Cette nouvelle réalité n’a rien de rassurant, surtout lorsque l’on sait que la demande est déjà grandissante pour des obtenir de l’aide contre la cyberdépendance.

« Il y avait une demande, alors qu’il n’y avait même pas encore d’offre de service. Jusqu’en juillet dernier, ça ne faisait même pas partie de la mission des services de santé au Québec », note M. Therriault en ajoutant que ce n’est pas toutes les régions qui y ont accès.

« Il faut s’y attaquer parce que les conséquences sur les adolescents sont très importantes. Ils vont avoir des idées suicidaires, ils vont décrocher de l’école parce qu’ils n’ont pas du tout investi dans leur vie hors ligne », mentionne-t-il.

Les symptômes associés à une véritable dépendance maladive sont notamment l’obsession de devoir toujours être « en ligne », puis la perte de sommeil, l’isolement et une euphorie suscitée par la reconnexion.

Celui-ci invite les parents à ne pas hésiter à s’adresser aux services de proximité dans leur région comme leur CLSC. Même s’il n’y a pas de ressources spécialisées disponibles, le simple geste de demander de l’aide va avoir un impact positif sur le problème.

Futurs médecins et santé mentale

Pour son grand rendez-vous annuel, l’IFMSA-Québec a choisi d’orienter son Colloque de santé mondiale, tenu samedi à l’Université de Montréal, autour de la santé mentale. Un thème apparu tout naturellement selon la présidente de l’organisme, Roxane St-Pierre-Alain.

« C’est premièrement un enjeu très important au sein de la communauté médicale. On le sait, il y a plus de “burn-out”, plus de dépressions au sein des étudiants, mais aussi des professionnels de la santé », souligne-t-elle en ajoutant que le climat dans le système de santé québécois « n’est vraiment pas optimal ».

Dès leur entrée en faculté de médecine, les futurs médecins sont invités à prendre soin de leur santé mentale en préservant l’équilibre dans leur vie. « Au jour 1 ou au jour 2, on nous dit : “Gardez un bel équilibre de vie. Gardez-vous des loisirs. Gardez-vous du temps pour vous », rapporte Mme St-Pierre-Alain.

Un judicieux conseil que ces jeunes adultes apprennent rapidement à apprécier. « Plus on avance dans le programme, plus on se rend compte que c’est important ce petit conseil si simple », reconnaît l’étudiante de l’Université de Sherbrooke.

En plus de veiller à leur propre hygiène psychologique, les futurs médecins s’impliquent dans des projets de prévention auprès de la population. L’un de ces projets, nommé OSMOSE, vise à sensibiliser les adolescents les plus vulnérables.

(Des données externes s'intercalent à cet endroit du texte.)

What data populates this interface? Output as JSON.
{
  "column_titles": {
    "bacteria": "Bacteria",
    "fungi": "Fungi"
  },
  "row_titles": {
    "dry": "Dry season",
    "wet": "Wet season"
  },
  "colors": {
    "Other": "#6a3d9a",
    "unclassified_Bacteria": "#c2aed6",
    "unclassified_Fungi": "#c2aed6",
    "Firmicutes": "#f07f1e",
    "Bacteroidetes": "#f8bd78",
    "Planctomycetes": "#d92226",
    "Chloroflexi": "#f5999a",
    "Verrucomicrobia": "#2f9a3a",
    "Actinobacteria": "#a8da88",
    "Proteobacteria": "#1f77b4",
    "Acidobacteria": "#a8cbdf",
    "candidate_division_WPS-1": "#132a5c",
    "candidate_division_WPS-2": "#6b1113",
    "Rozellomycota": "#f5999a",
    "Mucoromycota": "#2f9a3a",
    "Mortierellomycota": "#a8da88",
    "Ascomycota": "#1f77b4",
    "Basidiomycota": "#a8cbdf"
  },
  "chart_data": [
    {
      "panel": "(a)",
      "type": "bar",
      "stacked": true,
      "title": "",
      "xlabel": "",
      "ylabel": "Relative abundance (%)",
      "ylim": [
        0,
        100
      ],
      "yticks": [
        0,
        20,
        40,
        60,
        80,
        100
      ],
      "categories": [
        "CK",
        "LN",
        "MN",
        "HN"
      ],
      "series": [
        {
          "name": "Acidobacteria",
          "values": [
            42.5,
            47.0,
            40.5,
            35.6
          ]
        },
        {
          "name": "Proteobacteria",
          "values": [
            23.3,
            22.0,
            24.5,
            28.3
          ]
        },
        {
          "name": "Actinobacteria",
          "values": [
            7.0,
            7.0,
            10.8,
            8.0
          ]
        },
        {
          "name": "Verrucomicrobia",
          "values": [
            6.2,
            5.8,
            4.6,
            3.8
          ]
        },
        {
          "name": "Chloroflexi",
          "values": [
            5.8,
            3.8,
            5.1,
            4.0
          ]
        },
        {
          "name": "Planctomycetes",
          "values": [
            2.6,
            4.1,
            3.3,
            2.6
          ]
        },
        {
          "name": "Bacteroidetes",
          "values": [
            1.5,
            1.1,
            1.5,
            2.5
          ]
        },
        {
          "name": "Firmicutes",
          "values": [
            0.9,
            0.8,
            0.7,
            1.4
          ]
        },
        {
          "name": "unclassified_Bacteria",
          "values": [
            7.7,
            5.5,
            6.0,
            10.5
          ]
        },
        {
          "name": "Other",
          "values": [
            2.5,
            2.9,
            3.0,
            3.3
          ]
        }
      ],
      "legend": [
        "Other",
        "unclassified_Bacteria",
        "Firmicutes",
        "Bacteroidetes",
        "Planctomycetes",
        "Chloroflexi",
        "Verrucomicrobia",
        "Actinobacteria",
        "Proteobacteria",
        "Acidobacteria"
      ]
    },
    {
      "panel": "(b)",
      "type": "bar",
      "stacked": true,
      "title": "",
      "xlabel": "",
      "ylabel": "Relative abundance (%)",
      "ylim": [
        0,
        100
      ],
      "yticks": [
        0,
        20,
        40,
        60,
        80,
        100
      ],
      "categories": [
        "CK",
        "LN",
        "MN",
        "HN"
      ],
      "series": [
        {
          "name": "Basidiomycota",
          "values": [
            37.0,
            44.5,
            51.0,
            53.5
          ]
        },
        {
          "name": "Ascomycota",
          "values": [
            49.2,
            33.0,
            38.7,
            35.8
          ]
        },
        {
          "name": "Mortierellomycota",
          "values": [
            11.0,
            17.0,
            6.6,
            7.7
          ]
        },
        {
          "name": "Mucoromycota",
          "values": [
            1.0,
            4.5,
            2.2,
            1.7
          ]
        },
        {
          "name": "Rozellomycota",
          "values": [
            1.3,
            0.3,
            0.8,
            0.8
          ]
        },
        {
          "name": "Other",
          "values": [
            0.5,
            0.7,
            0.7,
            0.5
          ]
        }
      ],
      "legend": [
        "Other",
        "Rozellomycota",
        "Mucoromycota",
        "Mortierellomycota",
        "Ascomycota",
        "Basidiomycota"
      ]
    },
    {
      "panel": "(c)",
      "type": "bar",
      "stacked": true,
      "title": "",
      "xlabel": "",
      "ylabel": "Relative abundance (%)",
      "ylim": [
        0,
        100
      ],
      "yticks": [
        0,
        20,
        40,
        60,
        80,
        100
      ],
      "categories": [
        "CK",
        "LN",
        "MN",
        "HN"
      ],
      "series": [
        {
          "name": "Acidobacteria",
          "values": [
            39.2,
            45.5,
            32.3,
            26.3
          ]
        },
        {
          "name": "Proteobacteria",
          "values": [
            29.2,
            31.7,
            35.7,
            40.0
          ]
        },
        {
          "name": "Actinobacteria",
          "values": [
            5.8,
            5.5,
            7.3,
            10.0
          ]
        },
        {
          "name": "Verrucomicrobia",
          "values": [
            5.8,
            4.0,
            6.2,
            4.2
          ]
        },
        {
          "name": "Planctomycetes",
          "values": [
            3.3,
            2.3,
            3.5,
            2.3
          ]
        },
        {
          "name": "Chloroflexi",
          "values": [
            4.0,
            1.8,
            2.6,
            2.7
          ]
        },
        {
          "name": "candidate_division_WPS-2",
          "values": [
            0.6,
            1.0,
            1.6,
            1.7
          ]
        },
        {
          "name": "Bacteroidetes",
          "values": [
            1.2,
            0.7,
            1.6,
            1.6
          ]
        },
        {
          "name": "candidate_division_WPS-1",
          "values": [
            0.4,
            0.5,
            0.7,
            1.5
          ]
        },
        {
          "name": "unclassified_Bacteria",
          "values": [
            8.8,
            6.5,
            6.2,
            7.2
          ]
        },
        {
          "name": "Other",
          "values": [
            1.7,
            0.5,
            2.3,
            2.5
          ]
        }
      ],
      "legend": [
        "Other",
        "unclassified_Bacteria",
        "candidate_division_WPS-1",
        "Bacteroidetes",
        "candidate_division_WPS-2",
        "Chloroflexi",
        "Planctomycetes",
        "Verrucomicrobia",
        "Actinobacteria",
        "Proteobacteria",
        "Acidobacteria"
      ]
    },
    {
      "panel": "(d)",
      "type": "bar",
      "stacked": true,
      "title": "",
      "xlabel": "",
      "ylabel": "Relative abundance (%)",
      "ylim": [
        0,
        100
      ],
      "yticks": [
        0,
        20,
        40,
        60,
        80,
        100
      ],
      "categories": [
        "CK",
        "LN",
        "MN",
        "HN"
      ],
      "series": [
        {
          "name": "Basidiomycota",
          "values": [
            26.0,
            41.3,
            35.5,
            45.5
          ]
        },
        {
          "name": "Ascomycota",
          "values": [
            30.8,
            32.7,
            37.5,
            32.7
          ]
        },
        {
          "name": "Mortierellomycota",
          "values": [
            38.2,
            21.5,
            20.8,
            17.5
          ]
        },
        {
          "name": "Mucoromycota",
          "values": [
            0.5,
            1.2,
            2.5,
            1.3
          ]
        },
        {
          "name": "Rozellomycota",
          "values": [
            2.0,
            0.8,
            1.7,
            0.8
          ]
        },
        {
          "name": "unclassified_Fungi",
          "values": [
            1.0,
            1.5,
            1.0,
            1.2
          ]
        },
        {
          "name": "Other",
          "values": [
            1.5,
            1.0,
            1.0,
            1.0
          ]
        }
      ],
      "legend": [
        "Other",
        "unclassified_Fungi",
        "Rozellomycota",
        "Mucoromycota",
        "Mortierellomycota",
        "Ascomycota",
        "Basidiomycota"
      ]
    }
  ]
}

Tout au long de la journée, le public formé principalement d’étudiants des facultés de médecine du Québec et de Moncton au Nouveau-Brunswick a assisté à diverses conférences liant les troubles de santé mentale à l’actualité.

Comme il s’agit du Colloque de santé mondiale, les organisateurs abordent un volet international en se penchant sur l’impact du changement climatique sur la santé mentale ainsi que sur les problèmes particuliers des communautés culturelles.